Today, Reses, is CEO of Post House Capital, and says she would write the memo differently. While she still believes that collaboration can benefit from being together in person, over the last year people found new, better ways to work, she told the Times.
‘May Even Hurt Innovation’
“…People who study the issue say there is no evidence that working in person is essential for creativity and collaboration,” the Times reported. “It may even hurt innovation, they say, because the demand for doing office work at a prescribed time and place is a big reason the American workplace has been inhospitable for many people.”
Dan Spaulding, chief people officer at Zillow, told the Times the belief people need to be in the office has “led to a lot of the outcomes we see in the modern office environment — long hours, burnout, the lack of representation — because that office culture is set up for the advantage of the few, not the many. The idea you can only be collaborative face-to-face is a bias. And I’d ask, how much creativity and innovation have been driven out of the office because you weren’t in the insider group, you weren’t listened to, you didn’t go to the same places as the people in positions of power were gathering?”
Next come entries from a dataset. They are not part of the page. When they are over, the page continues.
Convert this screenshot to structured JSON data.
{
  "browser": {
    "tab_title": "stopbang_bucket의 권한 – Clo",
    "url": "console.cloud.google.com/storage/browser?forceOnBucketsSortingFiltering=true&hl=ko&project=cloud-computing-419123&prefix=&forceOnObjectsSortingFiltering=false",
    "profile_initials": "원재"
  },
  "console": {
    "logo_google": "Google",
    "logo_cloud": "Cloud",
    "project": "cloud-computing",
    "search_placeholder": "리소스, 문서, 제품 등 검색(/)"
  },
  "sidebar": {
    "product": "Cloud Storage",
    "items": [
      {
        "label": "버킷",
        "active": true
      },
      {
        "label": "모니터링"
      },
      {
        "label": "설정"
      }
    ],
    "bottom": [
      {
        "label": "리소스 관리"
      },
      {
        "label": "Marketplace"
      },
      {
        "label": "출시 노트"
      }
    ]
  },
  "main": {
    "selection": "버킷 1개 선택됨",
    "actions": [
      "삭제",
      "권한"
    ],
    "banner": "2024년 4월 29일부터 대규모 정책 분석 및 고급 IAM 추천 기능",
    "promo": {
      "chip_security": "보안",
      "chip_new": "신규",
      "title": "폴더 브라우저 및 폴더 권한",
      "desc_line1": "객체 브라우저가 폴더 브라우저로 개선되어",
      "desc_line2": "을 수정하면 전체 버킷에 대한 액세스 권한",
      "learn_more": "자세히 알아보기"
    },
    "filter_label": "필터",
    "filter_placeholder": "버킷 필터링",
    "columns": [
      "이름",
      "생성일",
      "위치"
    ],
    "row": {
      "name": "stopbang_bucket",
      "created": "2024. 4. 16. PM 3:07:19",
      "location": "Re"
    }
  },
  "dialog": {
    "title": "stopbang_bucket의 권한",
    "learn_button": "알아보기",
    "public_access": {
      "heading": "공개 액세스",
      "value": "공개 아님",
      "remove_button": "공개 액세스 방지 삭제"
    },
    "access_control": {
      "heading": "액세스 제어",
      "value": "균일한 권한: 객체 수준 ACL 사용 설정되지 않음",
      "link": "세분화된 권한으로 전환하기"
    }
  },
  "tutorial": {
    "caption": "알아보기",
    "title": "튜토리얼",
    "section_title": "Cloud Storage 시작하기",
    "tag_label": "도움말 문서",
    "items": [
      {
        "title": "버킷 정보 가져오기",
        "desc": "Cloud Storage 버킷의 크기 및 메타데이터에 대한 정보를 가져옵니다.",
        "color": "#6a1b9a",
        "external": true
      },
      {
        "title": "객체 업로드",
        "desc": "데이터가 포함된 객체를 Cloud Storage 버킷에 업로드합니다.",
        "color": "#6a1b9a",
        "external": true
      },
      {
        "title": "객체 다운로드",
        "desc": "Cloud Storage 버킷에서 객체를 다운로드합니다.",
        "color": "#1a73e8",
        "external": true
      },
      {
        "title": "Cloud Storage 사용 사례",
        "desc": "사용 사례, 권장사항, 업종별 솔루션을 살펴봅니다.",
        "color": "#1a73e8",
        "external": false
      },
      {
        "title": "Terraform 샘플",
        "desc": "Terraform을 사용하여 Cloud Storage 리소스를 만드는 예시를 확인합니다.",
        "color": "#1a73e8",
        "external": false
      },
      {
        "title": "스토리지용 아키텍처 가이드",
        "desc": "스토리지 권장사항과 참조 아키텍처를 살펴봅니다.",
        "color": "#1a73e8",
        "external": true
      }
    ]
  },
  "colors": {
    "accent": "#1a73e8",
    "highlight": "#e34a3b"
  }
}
He and others suggested to the Times a reimagination of the office entirely — as somewhere people go to every so often, to meet or socialize, while daily work is done remotely. At Zillow, nearly all employees will be remote or come in only once in a while. Several times a year, teams will go to small offices set up for gathering, the Times reported.
Yes, There’s Conversation, But…
“There’s credibility behind the argument that if you put people in spaces where they are likely to collide with one another, they are likely to have a conversation,” Ethan S. Bernstein, who teaches at Harvard Business School and studies the topic, told the Times. “But is that conversation likely to be helpful for innovation, creativity, useful at all for what an organization hopes people would talk about? There, there is almost no data whatsoever. All of this suggests to me that the idea of random serendipity being productive is more fairy tale than reality.”
Indeed, Bernstein found that contemporary open offices led to 70 percent fewer face-to-face interactions.
“People didn’t find it helpful to have so many spontaneous conversations, so they wore headphones and avoided one another,” Bernstein told the Times.